GHC’s runtime is based around an M:N threading model which is designed to map a large number (M) of lightweight Haskell threads onto a small number (N) of heavyweight OS threads. […] To cut to the chase, we ended up increasing N to be the same as M (or close to it), and this bought us an extra 10-20% throughput per machine.
Ah, yes. As a Go runtime developer, I really wish Go moved to an 1:1 threading model.
Modern kernels deal with large numbers of threads just fine. People misjudge how cheap kernel threads really are, because there was a time where they were expensive. That time was long ago and that time has passed. Today, threads are very light weight (on operating systems that matter). For example, the Solaris kernel schedules interrupts as threads, they are really that light weight.
There are good reasons POSIX threading is implemented in the kernel on every relevant operating system (finally we have it on OpenBSD too!), even if they all started as N:M or 1:M implementations.
Modern kernels deal with large numbers of threads just fine.
Do you have any performance numbers to back this up?

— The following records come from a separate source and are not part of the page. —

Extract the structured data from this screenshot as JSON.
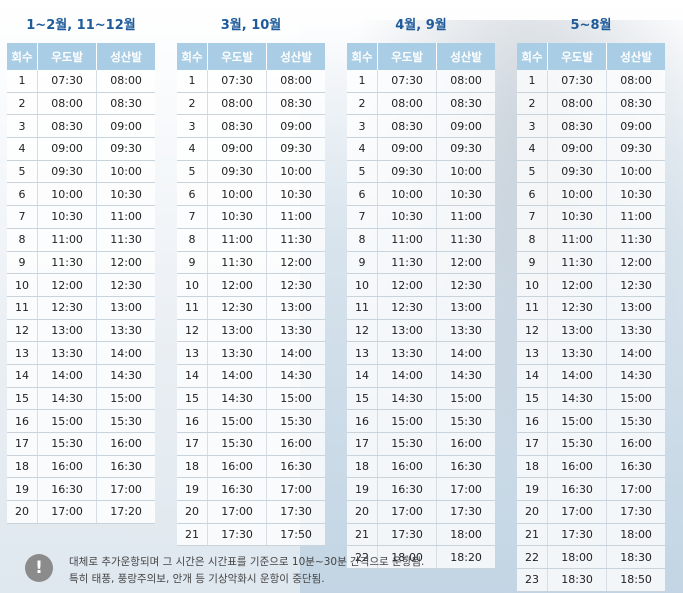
{
  "schedules": [
    {
      "title": "1~2월, 11~12월",
      "headers": [
        "회수",
        "우도발",
        "성산발"
      ],
      "rows": [
        [
          "1",
          "07:30",
          "08:00"
        ],
        [
          "2",
          "08:00",
          "08:30"
        ],
        [
          "3",
          "08:30",
          "09:00"
        ],
        [
          "4",
          "09:00",
          "09:30"
        ],
        [
          "5",
          "09:30",
          "10:00"
        ],
        [
          "6",
          "10:00",
          "10:30"
        ],
        [
          "7",
          "10:30",
          "11:00"
        ],
        [
          "8",
          "11:00",
          "11:30"
        ],
        [
          "9",
          "11:30",
          "12:00"
        ],
        [
          "10",
          "12:00",
          "12:30"
        ],
        [
          "11",
          "12:30",
          "13:00"
        ],
        [
          "12",
          "13:00",
          "13:30"
        ],
        [
          "13",
          "13:30",
          "14:00"
        ],
        [
          "14",
          "14:00",
          "14:30"
        ],
        [
          "15",
          "14:30",
          "15:00"
        ],
        [
          "16",
          "15:00",
          "15:30"
        ],
        [
          "17",
          "15:30",
          "16:00"
        ],
        [
          "18",
          "16:00",
          "16:30"
        ],
        [
          "19",
          "16:30",
          "17:00"
        ],
        [
          "20",
          "17:00",
          "17:20"
        ]
      ]
    },
    {
      "title": "3월, 10월",
      "headers": [
        "회수",
        "우도발",
        "성산발"
      ],
      "rows": [
        [
          "1",
          "07:30",
          "08:00"
        ],
        [
          "2",
          "08:00",
          "08:30"
        ],
        [
          "3",
          "08:30",
          "09:00"
        ],
        [
          "4",
          "09:00",
          "09:30"
        ],
        [
          "5",
          "09:30",
          "10:00"
        ],
        [
          "6",
          "10:00",
          "10:30"
        ],
        [
          "7",
          "10:30",
          "11:00"
        ],
        [
          "8",
          "11:00",
          "11:30"
        ],
        [
          "9",
          "11:30",
          "12:00"
        ],
        [
          "10",
          "12:00",
          "12:30"
        ],
        [
          "11",
          "12:30",
          "13:00"
        ],
        [
          "12",
          "13:00",
          "13:30"
        ],
        [
          "13",
          "13:30",
          "14:00"
        ],
        [
          "14",
          "14:00",
          "14:30"
        ],
        [
          "15",
          "14:30",
          "15:00"
        ],
        [
          "16",
          "15:00",
          "15:30"
        ],
        [
          "17",
          "15:30",
          "16:00"
        ],
        [
          "18",
          "16:00",
          "16:30"
        ],
        [
          "19",
          "16:30",
          "17:00"
        ],
        [
          "20",
          "17:00",
          "17:30"
        ],
        [
          "21",
          "17:30",
          "17:50"
        ]
      ]
    },
    {
      "title": "4월, 9월",
      "headers": [
        "회수",
        "우도발",
        "성산발"
      ],
      "rows": [
        [
          "1",
          "07:30",
          "08:00"
        ],
        [
          "2",
          "08:00",
          "08:30"
        ],
        [
          "3",
          "08:30",
          "09:00"
        ],
        [
          "4",
          "09:00",
          "09:30"
        ],
        [
          "5",
          "09:30",
          "10:00"
        ],
        [
          "6",
          "10:00",
          "10:30"
        ],
        [
          "7",
          "10:30",
          "11:00"
        ],
        [
          "8",
          "11:00",
          "11:30"
        ],
        [
          "9",
          "11:30",
          "12:00"
        ],
        [
          "10",
          "12:00",
          "12:30"
        ],
        [
          "11",
          "12:30",
          "13:00"
        ],
        [
          "12",
          "13:00",
          "13:30"
        ],
        [
          "13",
          "13:30",
          "14:00"
        ],
        [
          "14",
          "14:00",
          "14:30"
        ],
        [
          "15",
          "14:30",
          "15:00"
        ],
        [
          "16",
          "15:00",
          "15:30"
        ],
        [
          "17",
          "15:30",
          "16:00"
        ],
        [
          "18",
          "16:00",
          "16:30"
        ],
        [
          "19",
          "16:30",
          "17:00"
        ],
        [
          "20",
          "17:00",
          "17:30"
        ],
        [
          "21",
          "17:30",
          "18:00"
        ],
        [
          "22",
          "18:00",
          "18:20"
        ]
      ]
    },
    {
      "title": "5~8월",
      "headers": [
        "회수",
        "우도발",
        "성산발"
      ],
      "rows": [
        [
          "1",
          "07:30",
          "08:00"
        ],
        [
          "2",
          "08:00",
          "08:30"
        ],
        [
          "3",
          "08:30",
          "09:00"
        ],
        [
          "4",
          "09:00",
          "09:30"
        ],
        [
          "5",
          "09:30",
          "10:00"
        ],
        [
          "6",
          "10:00",
          "10:30"
        ],
        [
          "7",
          "10:30",
          "11:00"
        ],
        [
          "8",
          "11:00",
          "11:30"
        ],
        [
          "9",
          "11:30",
          "12:00"
        ],
        [
          "10",
          "12:00",
          "12:30"
        ],
        [
          "11",
          "12:30",
          "13:00"
        ],
        [
          "12",
          "13:00",
          "13:30"
        ],
        [
          "13",
          "13:30",
          "14:00"
        ],
        [
          "14",
          "14:00",
          "14:30"
        ],
        [
          "15",
          "14:30",
          "15:00"
        ],
        [
          "16",
          "15:00",
          "15:30"
        ],
        [
          "17",
          "15:30",
          "16:00"
        ],
        [
          "18",
          "16:00",
          "16:30"
        ],
        [
          "19",
          "16:30",
          "17:00"
        ],
        [
          "20",
          "17:00",
          "17:30"
        ],
        [
          "21",
          "17:30",
          "18:00"
        ],
        [
          "22",
          "18:00",
          "18:30"
        ],
        [
          "23",
          "18:30",
          "18:50"
        ]
      ]
    }
  ],
  "notice": {
    "icon": "exclamation-icon",
    "icon_glyph": "!",
    "line1": "대체로 추가운항되며 그 시간은 시간표를 기준으로 10분~30분 간격으로 운항됨.",
    "line2": "특히 태풍, 풍랑주의보, 안개 등 기상악화시 운항이 중단됨."
  },
  "colors": {
    "header_bg": "#a9cde4",
    "title_text": "#1f5b9a"
  }
}
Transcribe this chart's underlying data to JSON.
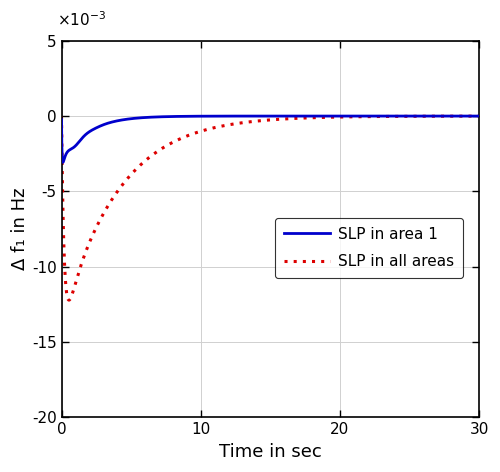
{
  "title": "",
  "xlabel": "Time in sec",
  "ylabel": "Δ f₁ in Hz",
  "xlim": [
    0,
    30
  ],
  "ylim": [
    -20,
    5
  ],
  "yticks": [
    -20,
    -15,
    -10,
    -5,
    0,
    5
  ],
  "xticks": [
    0,
    10,
    20,
    30
  ],
  "legend": [
    "SLP in area 1",
    "SLP in all areas"
  ],
  "line1_color": "#0000cc",
  "line2_color": "#dd0000",
  "background_color": "#ffffff",
  "grid_color": "#d0d0d0",
  "exponent_label": "×10⁻³"
}
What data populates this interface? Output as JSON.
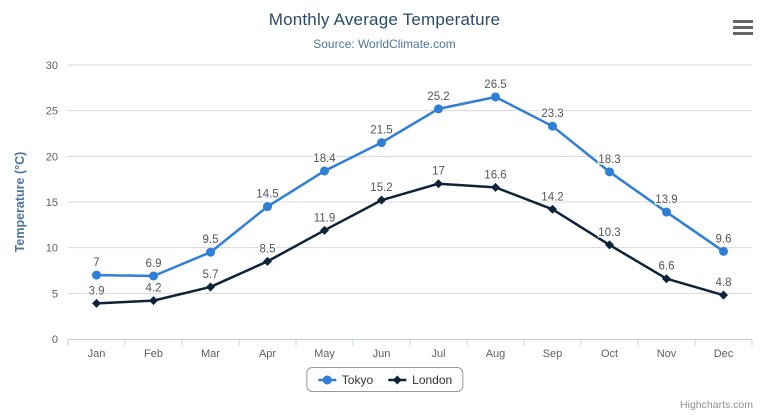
{
  "header": {
    "title": "Monthly Average Temperature",
    "subtitle": "Source: WorldClimate.com"
  },
  "menu": {
    "icon": "hamburger-menu-icon"
  },
  "credits": {
    "label": "Highcharts.com"
  },
  "colors": {
    "title": "#274b6d",
    "subtitle": "#4d759e",
    "axis_title": "#4d759e",
    "tick_label": "#606060",
    "data_label": "#555555",
    "grid_line": "#d8d8d8",
    "axis_line": "#c0d0e0",
    "legend_border": "#999999",
    "legend_text": "#333333",
    "credits_text": "#909090",
    "menu_icon": "#666666"
  },
  "chart_data": {
    "type": "line",
    "title": "Monthly Average Temperature",
    "subtitle": "Source: WorldClimate.com",
    "categories": [
      "Jan",
      "Feb",
      "Mar",
      "Apr",
      "May",
      "Jun",
      "Jul",
      "Aug",
      "Sep",
      "Oct",
      "Nov",
      "Dec"
    ],
    "series": [
      {
        "name": "Tokyo",
        "color": "#2f7ed8",
        "marker": "circle",
        "values": [
          7,
          6.9,
          9.5,
          14.5,
          18.4,
          21.5,
          25.2,
          26.5,
          23.3,
          18.3,
          13.9,
          9.6
        ]
      },
      {
        "name": "London",
        "color": "#0d233a",
        "marker": "diamond",
        "values": [
          3.9,
          4.2,
          5.7,
          8.5,
          11.9,
          15.2,
          17,
          16.6,
          14.2,
          10.3,
          6.6,
          4.8
        ]
      }
    ],
    "xlabel": "",
    "ylabel": "Temperature (°C)",
    "ylim": [
      0,
      30
    ],
    "ytick_interval": 5,
    "grid": true,
    "data_labels": true,
    "legend_position": "bottom"
  }
}
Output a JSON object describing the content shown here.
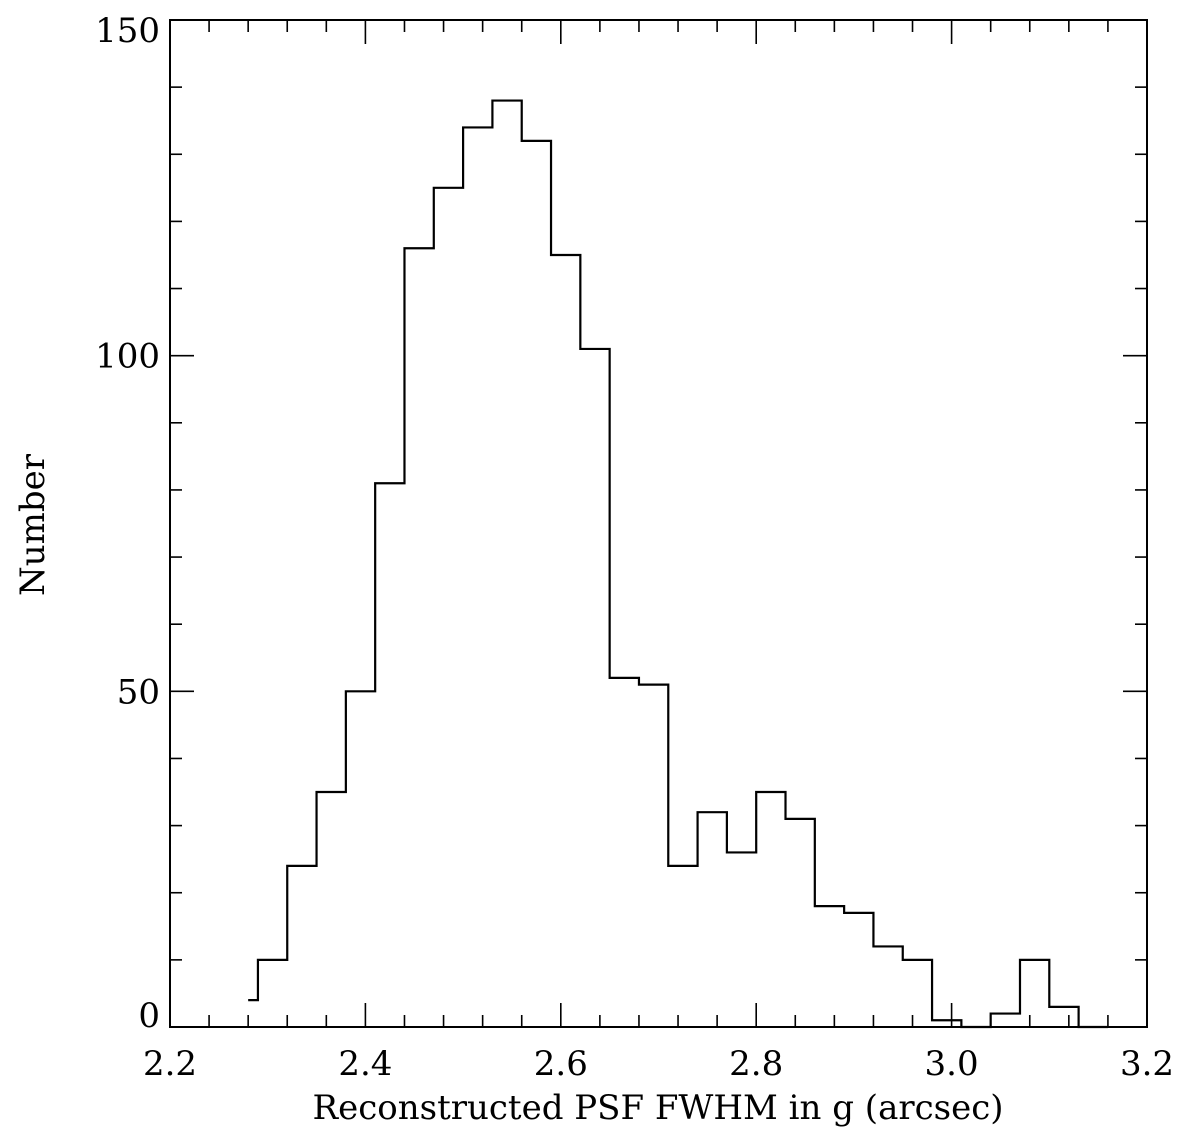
{
  "chart_data": {
    "type": "histogram",
    "title": "",
    "xlabel": "Reconstructed PSF FWHM in g (arcsec)",
    "ylabel": "Number",
    "xlim": [
      2.2,
      3.2
    ],
    "ylim": [
      0,
      150
    ],
    "x_ticks": [
      "2.2",
      "2.4",
      "2.6",
      "2.8",
      "3.0",
      "3.2"
    ],
    "y_ticks": [
      "0",
      "50",
      "100",
      "150"
    ],
    "grid": false,
    "bin_width": 0.03,
    "bin_start": 2.29,
    "counts": [
      10,
      24,
      35,
      50,
      81,
      116,
      125,
      134,
      138,
      132,
      115,
      101,
      52,
      51,
      24,
      32,
      26,
      35,
      31,
      18,
      17,
      12,
      10,
      1,
      0,
      2,
      10,
      3,
      0
    ],
    "stub": {
      "x": 2.28,
      "value": 4
    }
  }
}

The last time I saw this claim made someone did some tests on HN and M:N model, for number of threads, blew away what the POSIX threads on Linux could do. That was also without counting any cost in context switches. In the benchmarks I’ve seen in order to get large number of threads one also needs to fiddle with stack sizes and make sure their code doesn’t blow the stack at all compared to something like Go or Erlang which will dynamically resize those things.
In could be possible that particular usecases suit 1:1 well enough but in terms of general comparison, everything I’ve seen shows M:N beating 1:1 for number of threads that can be executed.
I don’t have any performance numbers but if you want some anecdotes that agree with you:
Intel TBB uses N:M (and Intel are obviously also the ones building the CPUs), and every game released today has some kind of N:M job system. e.g. Destiny, Handmade Hero, Naughty Dog
I don’t have hard numbers on hand, but when “large numbers” exceeds the number of cores, performance declines seem to be small. (My understanding is that this wasn’t always true and it was considered bad practice to have more active threads than cores.) As in, you don’t get killed running 48 threads on a 4-core box and may not need to use thread pools.
When people treat OS threads as if they were free and spawn hundreds of thousands of them, the story is different. Sometimes that can happen intentionally when higher-level abstractions (e.g. actors) are used beyond what they were intended for.
That matches my non-scientific experience. My general rule of thumb is OS threads for throughput, userland threading (or event loop) for latency. I spend most of my time being I/O bound so I use event loops or userland threading. I haven’t seen any indication that this is the wrong choice or that OS threads are competitive in the I/O bounded world as the base unit of concurrency.
This fits my experience with GHC’s RTS as well.